Help My Unbelief
pp. 87 - 88
Rutledge recounts a significant interview of the great French film star Jeanne Moreau by Mike Wallace in which she completely locked Wallace up into inarticulate bafflement. Wallace tried to get Moreau to bite on his conspiratorial statement, “There’s a feeling in America that passion in a woman of a certain age is unseemly.” Long pause. Then Moreau said, “They’re right.” Wallace was dumbfounded: a French woman, veteran actress in R-rated films, downplays passion? “’Oh, come on,’ said Moreau. ‘Passion! When you get to sixty, you know about love.
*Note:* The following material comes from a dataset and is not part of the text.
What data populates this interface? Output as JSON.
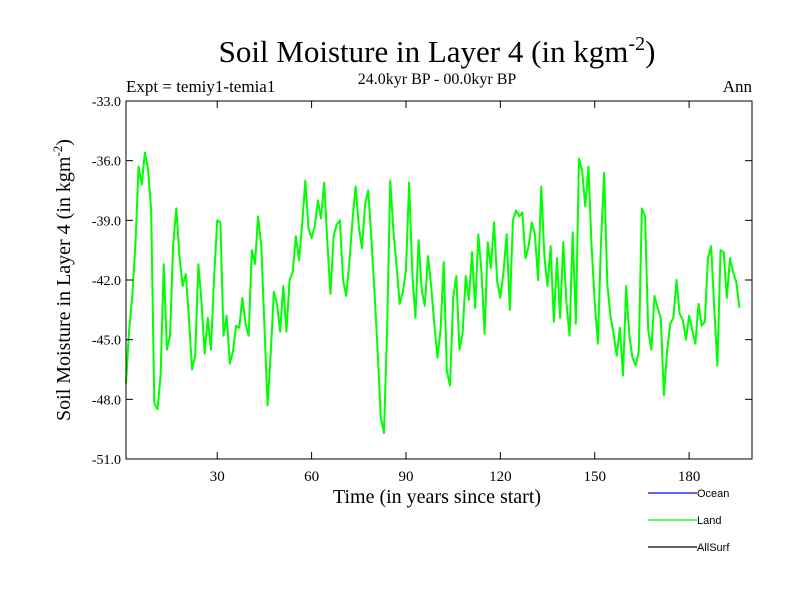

Love is not passion.’ ‘But there’s nothing wrong with passion,’ Wallace protested, his face a picture of disappointment. . . Moreau replied, ‘I would hate—I would hate to still be overcome with passion.’ As though she were a wise grandmother talking to an adolescent boy, Moreau explained, ‘I have passion for life, but I know about love. Love and passion don’t go together. Passion is destructive. Passion is demanding. Passion is jealous. Passion goes up and down. Love is constant.’” As Wallace tried to recover, Moreau added, “‘Compassion. That’s what love is about. You give even more than you receive.’” It was as if Wallace was talking from a secular, sensualist perch, and Moreau from 1 Corinthians 13. He was talking about eros. She was talking about agape. And her preference for agape made Wallace gasp and stammer.